Hove businessman spells out King Alfred plans

Posted On 04 Oct 2012 at 7:58 pm

A businessman shared his plans to build an arts and leisure centre on a key seafront site in Hove this evening (Thursday 4 October).

Rob Starr wants to replace the King Alfred Leisure Centre with a scheme that he described as “Brighton and Hove’s front room”.

With his brother-in-law, opera singer Darren Abrahams, he urged Brighton and Hove City Council to help turn his dreams into reality.

The council wants any scheme to include more than 400 flats to tackle the city’s housing shortage.

Mr Starr said that the working title for his project is The Lyrics, with an emphasis on performing arts, rehearsal space and a gallery.

Mr Starr also wants it to include a 50-metre swimming pool but ruled out an ice rink and said that he wasn’t sure that the site was right for a school.

One neighbour called for a sympathetic design as Mr Starr declined to say what sort of height any design would be.

The controversial Karis proposal was mentioned more than once. Karis’s scheme, with architect Frank Gehry’s involvement, won planning permission but failed when the bank ING pulled the plug four years ago.

Architect Steve Tompkins said that it was too early to set a height for the scheme as much would depend on the council’s requirements. He said that any scheme was unlikely to be built before 2015.

Valerie Paynter, of the Save Hove campaign group, gave broad support, having fought the Karis scheme. She said that she would though ask tough questions throughout the process.

Mr Starr, who runs the Edward Starr Charitable Trust and is chief executive of Hove company Seico Insurance, encouraged people to engage with his team as consultation gets under way.

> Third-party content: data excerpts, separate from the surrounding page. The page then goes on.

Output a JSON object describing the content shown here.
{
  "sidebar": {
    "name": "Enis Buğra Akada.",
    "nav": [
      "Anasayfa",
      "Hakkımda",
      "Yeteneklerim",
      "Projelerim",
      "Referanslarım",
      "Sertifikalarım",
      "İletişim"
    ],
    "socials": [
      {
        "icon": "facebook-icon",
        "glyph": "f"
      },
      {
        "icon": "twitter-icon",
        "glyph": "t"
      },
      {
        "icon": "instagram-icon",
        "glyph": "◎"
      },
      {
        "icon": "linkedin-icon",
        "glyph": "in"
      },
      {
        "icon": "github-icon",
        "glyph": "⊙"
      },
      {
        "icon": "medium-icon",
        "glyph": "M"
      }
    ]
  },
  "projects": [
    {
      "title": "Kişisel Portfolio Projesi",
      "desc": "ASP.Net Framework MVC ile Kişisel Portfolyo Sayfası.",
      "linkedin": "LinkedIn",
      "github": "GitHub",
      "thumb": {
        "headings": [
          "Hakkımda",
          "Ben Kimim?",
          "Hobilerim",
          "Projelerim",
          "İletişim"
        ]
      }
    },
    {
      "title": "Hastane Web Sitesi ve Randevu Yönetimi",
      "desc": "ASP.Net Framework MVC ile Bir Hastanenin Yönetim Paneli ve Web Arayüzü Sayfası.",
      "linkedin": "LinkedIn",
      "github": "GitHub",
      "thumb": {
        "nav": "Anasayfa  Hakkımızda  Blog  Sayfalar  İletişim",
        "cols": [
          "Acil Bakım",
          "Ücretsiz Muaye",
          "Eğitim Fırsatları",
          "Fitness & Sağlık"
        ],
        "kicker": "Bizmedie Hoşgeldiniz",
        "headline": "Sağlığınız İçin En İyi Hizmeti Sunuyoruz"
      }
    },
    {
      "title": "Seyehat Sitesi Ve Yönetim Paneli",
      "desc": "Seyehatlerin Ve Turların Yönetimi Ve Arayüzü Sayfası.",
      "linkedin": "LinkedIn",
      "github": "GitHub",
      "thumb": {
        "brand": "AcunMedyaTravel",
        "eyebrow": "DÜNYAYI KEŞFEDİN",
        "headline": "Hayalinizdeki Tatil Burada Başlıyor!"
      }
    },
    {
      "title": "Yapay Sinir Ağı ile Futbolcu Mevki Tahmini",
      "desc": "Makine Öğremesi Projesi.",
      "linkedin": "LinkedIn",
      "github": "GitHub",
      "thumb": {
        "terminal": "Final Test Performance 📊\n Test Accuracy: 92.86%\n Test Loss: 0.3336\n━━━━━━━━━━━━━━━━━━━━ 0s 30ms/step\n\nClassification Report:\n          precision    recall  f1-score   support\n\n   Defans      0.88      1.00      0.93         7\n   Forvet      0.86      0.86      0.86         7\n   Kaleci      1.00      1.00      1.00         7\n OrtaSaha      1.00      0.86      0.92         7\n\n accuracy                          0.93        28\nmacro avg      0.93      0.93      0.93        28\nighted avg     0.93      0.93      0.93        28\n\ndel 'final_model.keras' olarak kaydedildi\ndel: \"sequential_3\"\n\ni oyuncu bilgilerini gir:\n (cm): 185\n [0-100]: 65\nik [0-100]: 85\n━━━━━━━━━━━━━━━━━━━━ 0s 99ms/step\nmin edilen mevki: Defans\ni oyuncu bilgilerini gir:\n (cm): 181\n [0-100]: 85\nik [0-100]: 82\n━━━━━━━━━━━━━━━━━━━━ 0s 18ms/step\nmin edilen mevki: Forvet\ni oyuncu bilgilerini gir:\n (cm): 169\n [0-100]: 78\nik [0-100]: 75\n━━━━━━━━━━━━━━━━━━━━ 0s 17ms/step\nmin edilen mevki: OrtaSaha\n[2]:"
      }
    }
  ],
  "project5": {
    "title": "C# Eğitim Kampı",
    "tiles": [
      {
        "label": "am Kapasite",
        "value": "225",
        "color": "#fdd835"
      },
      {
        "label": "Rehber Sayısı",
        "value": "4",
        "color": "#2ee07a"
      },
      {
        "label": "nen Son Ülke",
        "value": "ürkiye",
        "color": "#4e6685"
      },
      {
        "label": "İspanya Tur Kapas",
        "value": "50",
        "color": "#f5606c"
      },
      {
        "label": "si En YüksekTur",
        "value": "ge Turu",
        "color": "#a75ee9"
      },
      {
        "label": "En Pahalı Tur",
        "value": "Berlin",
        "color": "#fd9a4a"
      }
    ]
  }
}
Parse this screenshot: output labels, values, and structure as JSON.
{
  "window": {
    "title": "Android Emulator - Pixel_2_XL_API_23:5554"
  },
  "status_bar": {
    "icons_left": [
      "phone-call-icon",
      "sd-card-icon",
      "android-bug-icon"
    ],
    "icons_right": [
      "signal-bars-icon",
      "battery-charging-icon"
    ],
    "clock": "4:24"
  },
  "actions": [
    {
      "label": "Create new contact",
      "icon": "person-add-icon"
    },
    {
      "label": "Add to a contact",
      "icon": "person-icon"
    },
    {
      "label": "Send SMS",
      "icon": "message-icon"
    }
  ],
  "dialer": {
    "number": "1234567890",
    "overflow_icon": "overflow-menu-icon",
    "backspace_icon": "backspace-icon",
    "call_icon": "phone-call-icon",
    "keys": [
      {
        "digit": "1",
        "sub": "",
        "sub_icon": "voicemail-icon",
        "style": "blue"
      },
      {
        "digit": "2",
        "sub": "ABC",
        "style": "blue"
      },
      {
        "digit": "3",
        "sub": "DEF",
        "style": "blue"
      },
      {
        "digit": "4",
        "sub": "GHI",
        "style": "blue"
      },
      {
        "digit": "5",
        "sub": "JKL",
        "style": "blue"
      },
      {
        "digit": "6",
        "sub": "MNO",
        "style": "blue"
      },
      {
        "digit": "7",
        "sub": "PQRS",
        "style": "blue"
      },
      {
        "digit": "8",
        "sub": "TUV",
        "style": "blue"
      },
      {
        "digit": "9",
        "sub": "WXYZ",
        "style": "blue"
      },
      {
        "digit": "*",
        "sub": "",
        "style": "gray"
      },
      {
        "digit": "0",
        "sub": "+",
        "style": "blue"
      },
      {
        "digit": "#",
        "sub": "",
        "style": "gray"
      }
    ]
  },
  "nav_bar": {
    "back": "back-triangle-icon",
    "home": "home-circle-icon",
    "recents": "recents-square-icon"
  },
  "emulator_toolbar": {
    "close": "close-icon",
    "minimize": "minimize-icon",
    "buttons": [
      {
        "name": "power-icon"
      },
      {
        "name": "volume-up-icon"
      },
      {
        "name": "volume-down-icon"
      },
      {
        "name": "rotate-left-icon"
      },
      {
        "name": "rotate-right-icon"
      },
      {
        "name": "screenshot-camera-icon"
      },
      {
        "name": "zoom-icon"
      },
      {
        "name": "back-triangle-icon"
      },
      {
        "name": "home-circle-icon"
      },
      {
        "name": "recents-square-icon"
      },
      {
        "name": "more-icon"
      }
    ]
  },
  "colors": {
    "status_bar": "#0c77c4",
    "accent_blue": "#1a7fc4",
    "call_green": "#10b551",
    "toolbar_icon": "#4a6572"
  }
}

  1. Valerie Paynter, saveHOVE Reply

    It is unprecedented in my experience to see a developer coming to the public (complete with drinks and circulating trays of canapes before and after) to introduce a major project idea and to seek views and public input before a major project is even designed.

    We are all so conditioned to being shown a fait accompli and offered last minute fake consultation that I did feel from floor questionings that there was a bit of mental juggling going on as to just what stage this project was at.

    Momma Cherry’s question made this clear.

    They have met with the Council. The Council owns the land and ultimately, until the Council gives a go-ahead, nobody can be invited to develop the site. Ball is in the Council court.

    The council has now been approached by so many that a Project Board has been set up (announced on 20 September at Economic Development and Culture)to sort it.

    The only councillors I noticed making time to attend were the Green Chair of Planning, and one of the ward councillors, Christopher Hawtree, the previous Green Chair Phelim MacCafferty, Labour Opposition Leader Gill Mitchell and Conservative Councillor Vanessa Brown. Were others there? Don’t think so!